It is not the tool but the interaction the RFP guide to governing the IA in companies

Just a few years ago, talking about security and artificial intelligence between executives used to cause frowned fences and scarce budgets. Today the situation has changed: the IA is the engine that drives productivity in many companies and, with this, the money came to protect it. However, there is a silent tension in the management rooms: many organizations recognize that they need governance over the IA, but they do not know exactly what to look for or how to turn these concerns into clear technical requirements.

Part of the problem is conceptual. For decades, corporate cybersecurity has been organized around applications, networks and endpoints. Attempts to "catalogue" each tool used by employees work in theory, but in practice they quickly lose the race against the avalanche of new interfaces, browser extensions and GPT-driven assistants that appear each week. This dynamic has led to what many technicians call "Shadow AI": IA initiatives and tools that proliferate outside formal IT and security control. On this phenomenon and its risks have already written voices from industry, for example in the analysis of Forbes.

In the face of that reality, an idea that claims more common sense than fashion is to change the focus from "what application" to "what interaction." In other words, it is no longer just about blocking or allowing apps, but about understanding and controlling the instant when an employee introduces a prompt, sticks a document or drags a file to an IA extension. That moment - the interaction - is where it is decided whether a sensitive corporate data travels outside the safe perimeter.

A practical guide has recently been published to assist security teams and CISUS in this transition: an RFP designed to evaluate IA (AI Usage Control) use control solutions. It is not a catalogue of brands or a superficial checklist; it is intended to be a technical framework for transforming abstract "IA governance" objectives into measurable and verifiable project criteria. You can check the guide directly Here..

Why do you need something like that? Because many of the traditional controls - the CASB, the SSE solutions or the policies based on network traffic alone - are insufficient against modern flows: integrated web panels that act locally in the browser, encrypted plugins in code editors, incognito-mode sessions or "AI-native" browsers that abtract external calls. These conditions create operational blind for solutions that depend only on the analysis of packages on the network.

In addition, the specific threats that need to be addressed have evolved. Prompt handling techniques, known as prompt injections, and other forms of accidental or malicious exfiltration require controls that inspect interaction and context in real time. To address such attacks, there is very useful technical material, such as the reference sheet on prompt injection published by OWASP which helps to understand vectors and mitigations.
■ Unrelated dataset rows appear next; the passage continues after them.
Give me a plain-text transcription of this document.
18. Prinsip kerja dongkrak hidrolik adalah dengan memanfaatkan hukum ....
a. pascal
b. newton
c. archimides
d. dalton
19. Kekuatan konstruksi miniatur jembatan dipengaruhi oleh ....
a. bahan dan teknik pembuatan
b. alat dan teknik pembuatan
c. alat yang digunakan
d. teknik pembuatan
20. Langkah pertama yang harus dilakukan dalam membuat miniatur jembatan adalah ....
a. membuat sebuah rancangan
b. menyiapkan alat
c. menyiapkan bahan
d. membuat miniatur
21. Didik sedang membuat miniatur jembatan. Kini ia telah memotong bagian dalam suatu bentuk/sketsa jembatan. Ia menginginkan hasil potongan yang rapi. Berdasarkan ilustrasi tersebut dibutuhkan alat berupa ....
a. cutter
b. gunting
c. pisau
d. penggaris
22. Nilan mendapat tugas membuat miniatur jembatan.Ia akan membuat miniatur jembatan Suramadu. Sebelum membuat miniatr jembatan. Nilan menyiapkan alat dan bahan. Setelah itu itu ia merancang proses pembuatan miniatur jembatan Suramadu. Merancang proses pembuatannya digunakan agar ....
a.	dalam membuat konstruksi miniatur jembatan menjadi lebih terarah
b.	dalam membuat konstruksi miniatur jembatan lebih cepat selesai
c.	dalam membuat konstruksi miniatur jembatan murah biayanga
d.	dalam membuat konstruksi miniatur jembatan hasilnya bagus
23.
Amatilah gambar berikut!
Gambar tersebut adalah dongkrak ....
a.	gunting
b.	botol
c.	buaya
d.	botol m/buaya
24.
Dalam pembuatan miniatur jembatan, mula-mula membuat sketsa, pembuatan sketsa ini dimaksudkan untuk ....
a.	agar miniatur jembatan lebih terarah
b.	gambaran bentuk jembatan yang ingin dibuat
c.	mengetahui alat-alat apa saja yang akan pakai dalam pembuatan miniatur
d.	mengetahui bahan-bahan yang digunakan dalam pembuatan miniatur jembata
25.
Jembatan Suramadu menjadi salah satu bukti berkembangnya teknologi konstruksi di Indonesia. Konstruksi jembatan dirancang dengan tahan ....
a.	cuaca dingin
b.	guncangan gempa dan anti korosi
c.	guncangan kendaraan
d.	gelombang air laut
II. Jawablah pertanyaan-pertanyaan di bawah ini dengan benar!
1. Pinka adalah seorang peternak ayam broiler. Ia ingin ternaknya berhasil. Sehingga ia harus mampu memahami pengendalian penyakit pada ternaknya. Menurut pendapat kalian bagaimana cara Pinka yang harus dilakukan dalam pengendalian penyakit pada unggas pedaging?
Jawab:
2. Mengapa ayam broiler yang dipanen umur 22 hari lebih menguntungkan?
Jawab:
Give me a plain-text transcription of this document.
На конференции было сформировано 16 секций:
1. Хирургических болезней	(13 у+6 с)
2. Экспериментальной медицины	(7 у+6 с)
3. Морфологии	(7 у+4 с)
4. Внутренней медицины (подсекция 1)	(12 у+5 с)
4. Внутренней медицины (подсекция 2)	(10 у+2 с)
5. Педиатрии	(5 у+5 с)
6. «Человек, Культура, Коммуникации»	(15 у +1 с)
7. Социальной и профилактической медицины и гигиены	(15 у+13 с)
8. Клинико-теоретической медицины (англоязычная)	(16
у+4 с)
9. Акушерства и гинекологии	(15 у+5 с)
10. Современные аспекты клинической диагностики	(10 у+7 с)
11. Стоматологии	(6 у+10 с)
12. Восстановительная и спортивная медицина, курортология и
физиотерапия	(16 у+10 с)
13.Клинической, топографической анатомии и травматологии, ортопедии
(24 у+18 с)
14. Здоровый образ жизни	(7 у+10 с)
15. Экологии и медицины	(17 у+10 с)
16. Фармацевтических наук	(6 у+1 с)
The RFP guide approaches the governance of IA from various technical dimensions that should be carefully considered. It doesn't just ask if a supplier "says he can" but requires descriptions of how: how the tool detects IA uses in shared sessions, how it differentiates a corporate identity from a staff in the same browser, how it applies context-sensitive policies and how it works before a data leaves the company. This emphasis on traceability and evidence avoids the danger of "feature-wash," where a set of boxes marked in a demo can hide real gaps in deployment or scale.

A crucial aspect of the guide is the ability to apply controls at the point of interaction without imposing a gigantic operational burden: deployments that do not require intrusive agents on each endpoint, that do not break the operation of the network and that allow safety equipment to offer protection without becoming a bottleneck for business. In parallel, modern governance needs reports that are usable in the face of audits and board of directors, that is, evidence that turns policy into executable metrics.

This approach is aligned with the efforts of agencies and good practices that promote responsible frameworks for IA. The NIST IA risk management framework and the recommendations of different cloud manufacturers and suppliers on responsible practices illustrate why it is important to combine technical controls with corporate processes and governance. Microsoft and Google, among others, have published guides on responsible practices and security considerations in IA environments that complement this perspective; for example, Google Cloud's approach to the responsible IA offers practical resources for architects and security teams ( see), and Microsoft documents principles and tools for risk assessments in IA ( see).

For equipment that must make purchase decisions or design an implementation plan, the practical recommendation is clear: to define own and measurable requirements before the market is imposed. Require suppliers to describe architecture, references to actual deployments, detection tests in unknowable scenarios or with Aitinative browsers, and latency and performance metrics is more valuable than being seduced by polished but shallow demos.

The RFP guide provides a template and structure to standardize this evaluation and to make it a reproducible process that accelerates research and reduces subjectivity in purchase. It does not replace the need for pilots and technical testing in real environments, but it makes it easier for those pilots to measure what matters: detection at the point of interaction, real-time enforcement and audit to respond to incidents and regulators.

In short, the challenge of governance of IA in companies is not solved by budget alone. You need to change the question of "what is the tool that covers everything?" to "how do I control interactions that expose sensitive data?" Adopting rigorous technical criteria, relying on recognized risk frameworks and requiring concrete evidence from suppliers makes governance operational and verifiable. If you want to start with a practical resource that helps you transform intention into requirements, you can download the RFP guide and template here: RFP Guide for Evaluating AI Usage Control Solutions.